September flew by pretty fast, but it was a heavy-load one, events-wise: George Enescu Festival, Bike Fest, Embassies Festival, Balkanik festival and the list can continue. Somewhere around the midst of the month, we celebrated 556 years since the city first got documented.
Bucharest's Days - a series of events, among which iMapp was by far my favorite one. A video-mapping experience that reshaped the visible reality and animated the Palace of Parliament (second largest building in the world) by creating a personalized, extremely rich and jubilant space.
Video-mapping is an art form in which digital images are overlaid on large scale surfaces, thus generating 3D animations. In fewer words, it extends computer art to the cityscape.
The future is happening here and now. iMapp brought together 100.000 visitors and 2 million ANSI lumens. After a live Parov Stelar prelude, 6 teams of visual artists - 5 international and 1 local, presented their artwork, gradually turning the Palace of Parliament into a field of sunflowers, an aquarium, a sky full of stars, a forest or a factory. The Romanian team - Motionscape - won the People's Choice Award.
We talked to our local team and they shared some views about the iMapp experience and projection-mapping in general:
How would you define projection mapping?
A few years ago projection mapping was a fledgling art form. Today, no ceremony would be seen without a mapping projection.
Mapping is inspirational and has the ability to transform any element of architecture into something new and entertaining.

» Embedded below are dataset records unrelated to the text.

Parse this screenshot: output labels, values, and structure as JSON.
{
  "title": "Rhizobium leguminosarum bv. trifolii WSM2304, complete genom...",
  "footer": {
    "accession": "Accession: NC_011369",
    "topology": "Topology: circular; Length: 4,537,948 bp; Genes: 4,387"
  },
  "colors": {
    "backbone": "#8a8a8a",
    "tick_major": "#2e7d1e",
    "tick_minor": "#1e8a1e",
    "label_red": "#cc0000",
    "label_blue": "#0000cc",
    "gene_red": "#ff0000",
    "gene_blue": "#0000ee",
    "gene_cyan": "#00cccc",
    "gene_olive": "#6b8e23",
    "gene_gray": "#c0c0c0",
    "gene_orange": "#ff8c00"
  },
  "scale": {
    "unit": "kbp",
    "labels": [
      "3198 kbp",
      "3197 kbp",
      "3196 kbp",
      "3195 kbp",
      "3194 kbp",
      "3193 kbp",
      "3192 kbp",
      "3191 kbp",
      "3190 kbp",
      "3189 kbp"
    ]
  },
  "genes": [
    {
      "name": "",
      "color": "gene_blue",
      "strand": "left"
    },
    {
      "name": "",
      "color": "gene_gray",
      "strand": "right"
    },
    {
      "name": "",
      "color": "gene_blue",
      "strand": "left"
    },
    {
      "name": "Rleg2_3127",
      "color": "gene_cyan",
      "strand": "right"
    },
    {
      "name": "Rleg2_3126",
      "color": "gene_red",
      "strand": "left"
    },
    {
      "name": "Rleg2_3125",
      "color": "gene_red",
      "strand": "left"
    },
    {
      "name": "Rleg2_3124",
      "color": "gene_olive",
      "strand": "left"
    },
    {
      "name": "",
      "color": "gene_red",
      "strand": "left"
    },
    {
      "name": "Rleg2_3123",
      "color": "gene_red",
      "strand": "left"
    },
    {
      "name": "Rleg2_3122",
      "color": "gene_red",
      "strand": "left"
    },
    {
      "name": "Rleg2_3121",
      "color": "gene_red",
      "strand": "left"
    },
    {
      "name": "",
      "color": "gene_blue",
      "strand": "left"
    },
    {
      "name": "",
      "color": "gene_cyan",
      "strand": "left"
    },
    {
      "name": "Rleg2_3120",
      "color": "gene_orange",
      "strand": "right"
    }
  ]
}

How would you break down your creative process, from idea to the final projection, from the moment the client contacts you to the actual show?
The creative process is always hard. First, you need to have a script along with a storyboard. Then, it's all about coordinating the crew, modeling, texturing, animating, rendering.
What inspires you? What is the magic of mapping?
The magic of mapping is the creative process. No matter the subject you choose or the client's request, there are no boundaries for creation. Every video-mapping project can be a piece of art.
Why did you choose "The Legend of Bucur"? Did you come up with any other ideas throughout the creative process?
From the very beginning we decided that we won’t do a “classic”, in which the architectural elements of the building are to be explored. So we proposed an emotional story that would transcend an audio-visual show.
The theme of this year consisted in elements of the Universe: water, fire, earth, air. Our story was fictional. We had mythological characters such as: Sfarma Piatra (Earth), Lostritele (Water), Pasarea de Foc (Fire) and Ielele (Air). In addition, we introduced a fifth element, The Stars, which in our story became Luceafarul. The story was narrated by Mihai Gruia Sandu which brought even more charm to the entire experience.
What's the hardest part in mapping?
The hardest thing in the creative process is finding the concept and implementing it. Also the execution is pretty difficult, especially when the video content is done in 3D animation. And the rendering takes a lot of time and can be a major problem towards deadlines.
What would be the next big thing in projection mapping? Are there any additional thoughts you'd like to share?
Next big thing? Projection mapping in immersive spaces. We hope that projection mapping will be more and more used in our country and that clients will understand that this is a great way to promote their brands.